Amazon, Walmart shift attention to procrastinators
Cyber Monday sales reached $6.59 billion, fueled by deals on toys, video-game consoles and televisions, making it the biggest U.S. online spending day ever.
E-commerce spending increased 17 percent on Monday, capping the biggest five-day period of the holiday shopping season that began on Thanksgiving, Adobe Systems Inc. reported.
Now, after winning the bargain-hunters lured by low prices to buy early, retailers are shifting their strategy to woo the procrastinators – shoppers who wait until the last minute and just want to know their gifts will arrive in time. As Christmas draws closer, Amazon.com Inc., Wal-Mart Stores Inc. and others will focus on making items easily available, rather than duking it out on price. Wal-Mart will play up its vast brick-and-mortar presence and in-store pickup services for online shoppers. Amazon will rely on its reputation for quick delivery and convenience, especially with Christmas falling on a Monday this year.
“The tail end of the season will be the make-or-break moment,” said Tamara Gaffney, an analyst at Adobe. “Right now, it’s all about dropping prices, which isn’t nearly as hard as getting things to people at the last minute.”
Smartphone shopping fueled the Cyber Monday sales, accounting for more than 21 percent of revenue and topping $2 billion in a single day for the first time, Adobe said. The $6.59 billion record total spending came on top of $43.4 billion spent online from Nov. 1 to Nov. 26, also an increase from 2016, according to Adobe’s report.
Traditional retailers Macy’s Inc., Sears Holdings Corp. and J.C. Penney Co. have all shuttered stores, creating an opportunity for retailers to fill the void online, said Tom Forte, analyst at DA Davidson & Co.
“There’s a lot of market share out there to be had,” he said.
The large amount of spending from Thanksgiving to Cyber Monday probably benefited all retailers, but margins will be narrow due to steep discounts on must-have items for the holiday season, said Sucharita Mulpuru, an analyst at Forrester Research Inc.
“The challenge for retailers is winning mind-share beyond Thursday to Monday,” she said. “That’s where Amazon sucks up all the oxygen because shoppers know Amazon will have what they want in stock and can deliver it quickly.”
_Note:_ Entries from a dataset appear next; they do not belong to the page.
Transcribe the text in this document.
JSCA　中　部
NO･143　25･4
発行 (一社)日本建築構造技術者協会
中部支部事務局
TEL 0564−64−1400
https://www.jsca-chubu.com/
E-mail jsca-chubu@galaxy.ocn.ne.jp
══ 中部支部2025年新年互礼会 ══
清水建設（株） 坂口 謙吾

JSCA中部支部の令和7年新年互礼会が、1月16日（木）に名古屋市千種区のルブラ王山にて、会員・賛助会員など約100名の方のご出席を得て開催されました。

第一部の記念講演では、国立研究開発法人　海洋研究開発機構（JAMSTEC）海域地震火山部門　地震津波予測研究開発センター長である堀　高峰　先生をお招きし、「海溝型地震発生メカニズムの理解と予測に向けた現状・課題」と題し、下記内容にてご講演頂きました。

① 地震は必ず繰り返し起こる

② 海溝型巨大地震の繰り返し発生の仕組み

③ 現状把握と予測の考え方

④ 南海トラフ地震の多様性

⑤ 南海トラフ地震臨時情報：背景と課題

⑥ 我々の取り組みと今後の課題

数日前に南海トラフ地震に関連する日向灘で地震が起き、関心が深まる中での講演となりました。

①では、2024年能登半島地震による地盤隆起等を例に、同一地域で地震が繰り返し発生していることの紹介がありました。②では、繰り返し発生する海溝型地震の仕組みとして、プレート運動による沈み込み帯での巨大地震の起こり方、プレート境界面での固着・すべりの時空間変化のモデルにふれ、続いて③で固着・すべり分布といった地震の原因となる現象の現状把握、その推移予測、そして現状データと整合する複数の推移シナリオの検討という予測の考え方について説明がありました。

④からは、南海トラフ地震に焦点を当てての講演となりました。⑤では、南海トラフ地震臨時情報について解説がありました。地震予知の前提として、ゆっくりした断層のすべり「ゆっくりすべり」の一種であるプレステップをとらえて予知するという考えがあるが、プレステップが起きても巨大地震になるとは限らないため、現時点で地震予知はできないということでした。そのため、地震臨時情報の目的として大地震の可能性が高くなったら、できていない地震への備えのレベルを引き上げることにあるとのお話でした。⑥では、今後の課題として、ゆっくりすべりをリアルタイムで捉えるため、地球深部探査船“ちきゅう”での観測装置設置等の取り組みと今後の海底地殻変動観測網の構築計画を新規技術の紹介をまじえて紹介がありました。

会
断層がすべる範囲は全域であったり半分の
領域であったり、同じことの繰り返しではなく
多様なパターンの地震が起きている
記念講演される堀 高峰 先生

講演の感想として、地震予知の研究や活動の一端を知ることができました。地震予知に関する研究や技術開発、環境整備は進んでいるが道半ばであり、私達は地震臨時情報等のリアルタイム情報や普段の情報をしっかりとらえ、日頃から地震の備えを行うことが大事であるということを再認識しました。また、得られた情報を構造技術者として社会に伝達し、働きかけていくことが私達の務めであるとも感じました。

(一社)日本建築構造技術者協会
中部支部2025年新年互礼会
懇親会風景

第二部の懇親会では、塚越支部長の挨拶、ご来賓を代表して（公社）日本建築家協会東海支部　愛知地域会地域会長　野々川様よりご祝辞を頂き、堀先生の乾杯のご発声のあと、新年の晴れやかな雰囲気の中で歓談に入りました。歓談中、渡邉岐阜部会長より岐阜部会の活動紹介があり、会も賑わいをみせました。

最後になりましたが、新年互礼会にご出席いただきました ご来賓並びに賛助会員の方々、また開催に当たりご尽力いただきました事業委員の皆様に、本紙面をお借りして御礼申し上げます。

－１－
Amazon “handily won” online spending on Thanksgiving and Black Friday, according to a report by John Fetto, an analyst at Hitwise, which tracks 8 million shoppers on 20 million websites. The Seattle-based company had 55 percent of e-commerce transactions from the top 50 online retailers, with Wal-Mart a distant second at 8.8 percent, according to Hitwise. Its shares closed about 0.8 percent higher on Monday.
Shoppers continue to ditch the hassle of crowded stores and malls for the convenience of shopping online. Internet spending during the November-December holiday season in the U.S. is projected to reach about $107 billion this year, more than 11 percent of total holiday retail sales – the largest portion ever, according to EMarketer Inc.
Amazon, the world’s biggest online retailer, is projected to capture half of the e-commerce holiday spending growth, according to Bain & Co.
Cyber Monday became a phenomenon when e-commerce was in its infancy and most people had slow, dial-up internet connections at home. Online merchants noticed a spike in demand when shoppers returned to work where they had high-speed connections and shopping was less laborious.
Most people now have fast connections at home and on their mobile phones, yet Cyber Monday remains en vogue with shoppers conditioned to seek deals. It’s also a day shoppers look beyond big-ticket electronics like flat-screen TVs that dominate Black Friday sales and widen their focus to apparel, toys and beauty products likely to be given as gifts, said Lindsay Sakraida, director of content marketing at DealNews.
“Even though Black Friday is an online event, there are some people who are still turned off by the chaos of shopping over the holiday weekend,” she said. “Cyber Monday appeals to a different kind of shopper who doesn’t want to feel rushed.”